Reached for comment by NBC News, the Trump campaign touted the former president’s record on Israel and blamed Biden for the ongoing turmoil in the Middle East.
Trump’s national press secretary Caroline Leavitt said in a statement that “President Trump has done more for Israel than any American president in history, and he has taken a historic step that has created unprecedented peace in the Middle East,” adding: “When President Trump returns, Israel will be protected again in the Oval Office, “Iran will return to a broken state, terrorists will be hunted and bloodshed.”
A few days after Hamas attacked Israel, Trump, a video sent from his Mar-a-Lago estate here, declared: “I have kept Israel safe. No one else will. No one else can. I know all the players – they can’t do that.”
Trump has put up several signs in the three weeks since the Hamas attack. He said on Oct. 11 that the incoming Trump administration would “fully support Israel in defeating, defeating, and destroying the terrorist group Hamas forever,” and told the Republican Jewish Coalition later that month that Hamas fighters would “burn in the pit of Israel forever.” hell.” That month, his campaign also said that if re-elected, he would ban Gaza residents from entering the United States as part of an expanded travel ban.
However, after the past four months, the former president’s once-outspoken support for Israel has largely quieted.
The silence comes as Biden has come under increasing fire from left-wing and Muslim American voters for his support of Israel’s response to the Oct. 7 attack. A coalition of voters has been campaigning for Democratic primary voters to vote “non-loyal” or similar ballots, which some have supported in Michigan, where the “non-loyal” vote won more than 13% of the Democratic primary there last week. In the 2012 primary election in which then-President Barack Obama ran unopposed, about 11 percent of the vote was “non-loyal.”
In recent weeks, the Biden administration has increased its criticism of Israel, but has refrained from cutting off military aid. Biden is currently pushing for a six-week truce The deal included the release of dozens of hostages still held by Hamas.

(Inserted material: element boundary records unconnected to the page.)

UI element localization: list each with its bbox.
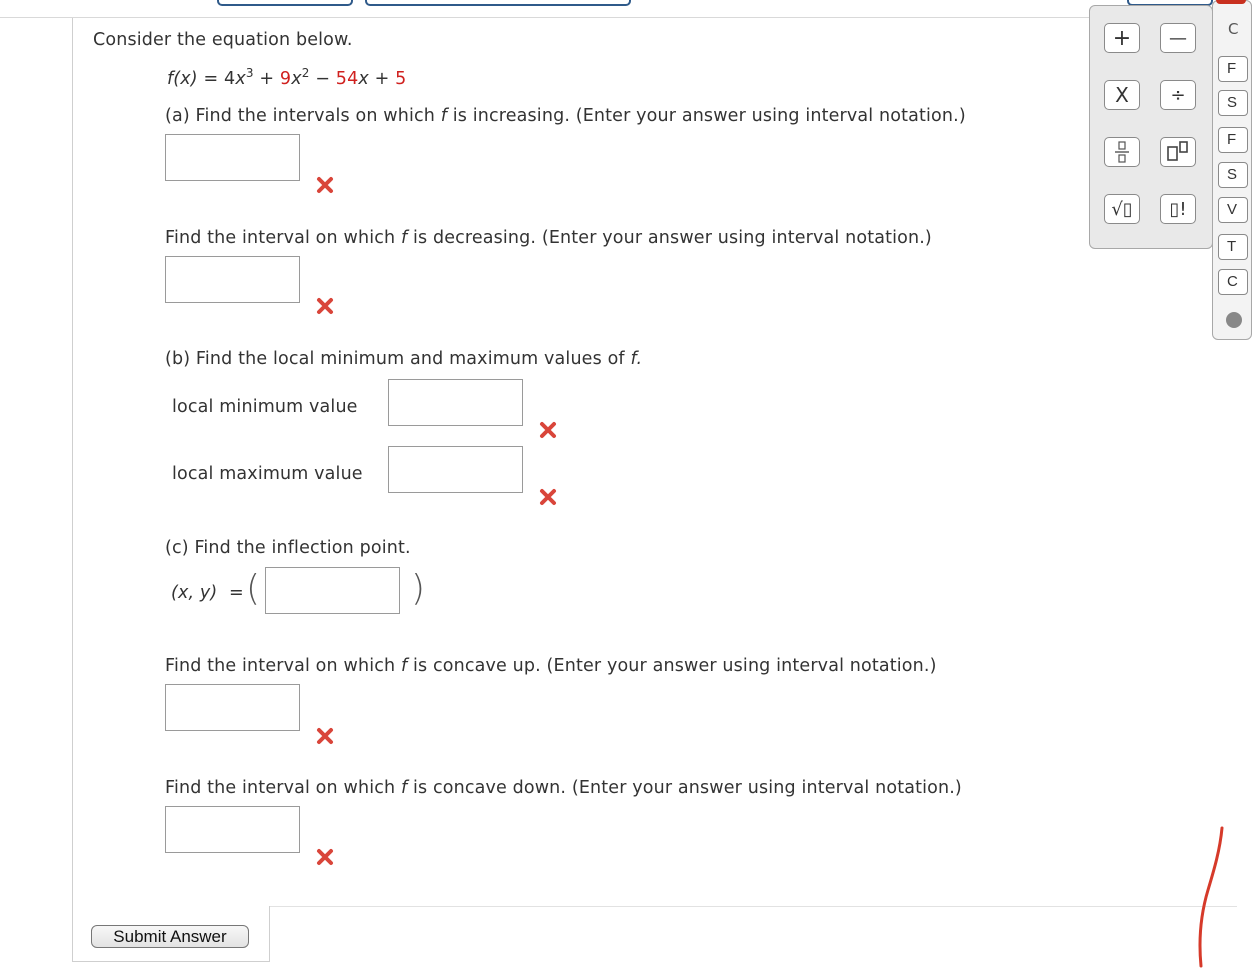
term-3-var: x	[358, 69, 369, 89]
concave-up-f: f	[400, 656, 408, 676]
term-2-exp: 2	[301, 66, 310, 80]
local-min-label: local minimum value	[172, 397, 358, 417]
equation-eq: =	[203, 69, 219, 89]
op-1: +	[259, 69, 275, 89]
question-panel-border-bottom	[72, 961, 270, 962]
decreasing-f: f	[400, 228, 408, 248]
decreasing-input[interactable]	[165, 256, 300, 303]
incorrect-x-icon	[316, 848, 334, 866]
incorrect-x-icon	[316, 297, 334, 315]
concave-down-prompt	[165, 778, 962, 798]
part-b-prefix: (b) Find the local minimum and maximum values of	[165, 349, 631, 369]
minus-button[interactable]: —	[1160, 23, 1196, 53]
section-separator	[270, 906, 1237, 907]
power-icon	[1165, 140, 1191, 164]
decreasing-prefix: Find the interval on which	[165, 228, 401, 248]
paren-close: )	[411, 568, 426, 609]
equation	[167, 66, 407, 89]
submit-answer-button[interactable]: Submit Answer	[91, 925, 249, 948]
side-button-1[interactable]: F	[1218, 56, 1248, 82]
local-max-label: local maximum value	[172, 464, 363, 484]
red-pen-annotation	[1190, 820, 1230, 970]
decreasing-prompt	[165, 228, 932, 248]
part-c-prompt: (c) Find the inflection point.	[165, 538, 411, 558]
local-max-input[interactable]	[388, 446, 523, 493]
incorrect-x-icon	[539, 421, 557, 439]
concave-down-suffix: is concave down. (Enter your answer using interval notation.)	[407, 778, 962, 798]
part-b-f: f.	[630, 349, 643, 369]
concave-up-prefix: Find the interval on which	[165, 656, 401, 676]
incorrect-x-icon	[316, 176, 334, 194]
question-intro: Consider the equation below.	[93, 30, 353, 50]
concave-up-prompt	[165, 656, 937, 676]
side-label-c: C	[1228, 20, 1239, 38]
concave-down-f: f	[400, 778, 408, 798]
part-b-prompt	[165, 349, 642, 369]
power-button[interactable]	[1160, 137, 1196, 167]
xy-equals: =	[229, 583, 244, 603]
concave-up-input[interactable]	[165, 684, 300, 731]
xy-label: (x, y)	[171, 583, 218, 603]
side-button-4[interactable]: S	[1218, 162, 1248, 188]
term-2-coef: 9	[279, 69, 292, 89]
op-3: +	[374, 69, 390, 89]
part-a-prompt	[165, 106, 966, 126]
term-1-exp: 3	[245, 66, 254, 80]
question-panel-border-right	[269, 906, 270, 962]
side-button-5[interactable]: V	[1218, 197, 1248, 223]
side-button-3[interactable]: F	[1218, 127, 1248, 153]
concave-down-input[interactable]	[165, 806, 300, 853]
part-a-f: f	[440, 106, 448, 126]
term-4: 5	[395, 69, 407, 89]
incorrect-x-icon	[539, 488, 557, 506]
sqrt-button[interactable]: √▯	[1104, 194, 1140, 224]
side-toolbar-accent	[1216, 0, 1246, 4]
top-divider	[0, 17, 1090, 18]
term-3-coef: 54	[335, 69, 359, 89]
increasing-input[interactable]	[165, 134, 300, 181]
side-button-6[interactable]: T	[1218, 234, 1248, 260]
help-icon[interactable]	[1226, 312, 1242, 328]
equation-lhs: f(x)	[167, 69, 198, 89]
term-1-coef: 4	[224, 69, 236, 89]
incorrect-x-icon	[316, 727, 334, 745]
factorial-button[interactable]: ▯!	[1160, 194, 1196, 224]
op-2: −	[315, 69, 331, 89]
plus-button[interactable]: +	[1104, 23, 1140, 53]
side-button-2[interactable]: S	[1218, 90, 1248, 116]
top-tab-1[interactable]	[217, 0, 353, 6]
term-2-var: x	[291, 69, 302, 89]
inflection-point-input[interactable]	[265, 567, 400, 614]
multiply-button[interactable]: X	[1104, 80, 1140, 110]
decreasing-suffix: is decreasing. (Enter your answer using interval notation.)	[407, 228, 932, 248]
part-a-prefix: (a) Find the intervals on which	[165, 106, 441, 126]
fraction-icon	[1112, 140, 1132, 164]
top-tab-2[interactable]	[365, 0, 631, 6]
term-1-var: x	[235, 69, 246, 89]
question-panel-border	[72, 18, 73, 962]
paren-open: (	[246, 568, 261, 609]
concave-up-suffix: is concave up. (Enter your answer using interval notation.)	[407, 656, 937, 676]
part-a-suffix: is increasing. (Enter your answer using interval notation.)	[447, 106, 966, 126]
side-button-7[interactable]: C	[1218, 269, 1248, 295]
concave-down-prefix: Find the interval on which	[165, 778, 401, 798]
divide-button[interactable]: ÷	[1160, 80, 1196, 110]
fraction-button[interactable]	[1104, 137, 1140, 167]
local-min-input[interactable]	[388, 379, 523, 426]
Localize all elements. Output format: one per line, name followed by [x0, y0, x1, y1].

The Biden campaign declined NBC News’ request for comment.
In the immediate aftermath of the Oct. 7 attack, Trump expressed anger at Netanyahu, who congratulated Biden after winning the 2020 election, saying the Israeli prime minister had “let us down” by retracting Trump’s remarks. The 2020 joint US-Israel airstrike that killed Iranian general Qassem Soleimani. Days later, Trump wrote on his social platform Truth He stood by Israel’s prime minister after pushback from some GOP rivals.
Robert Jeffress, the evangelical pastor of a Dallas megachurch and a close Trump ally, who led a prayer at the 2018 dedication of the US embassy in Jerusalem, told NBC News last month that he was “not worried about him.” [Trump’s] Israel’s position is weakening.
The prominent pastor, who leads a congregation of more than 10,000 in Dallas, met with Trump at Mar-a-Lago in February to discuss evangelical support.
“We would like to hear what President Trump has said over the last nine years, and that is his unreserved support for Israel’s right to exist,” he said.
Maureen Maldonado, an author and Christian radio host, said she understands why Trump has not been as vocal about Israel as some supporters expected.
“He is a friend of Israel,” he said. “It’s all political and he should come to office first of all. He has to play the game.”
Vaughn Hillyard reported from Palm Beach and Allan Smith reported from New York.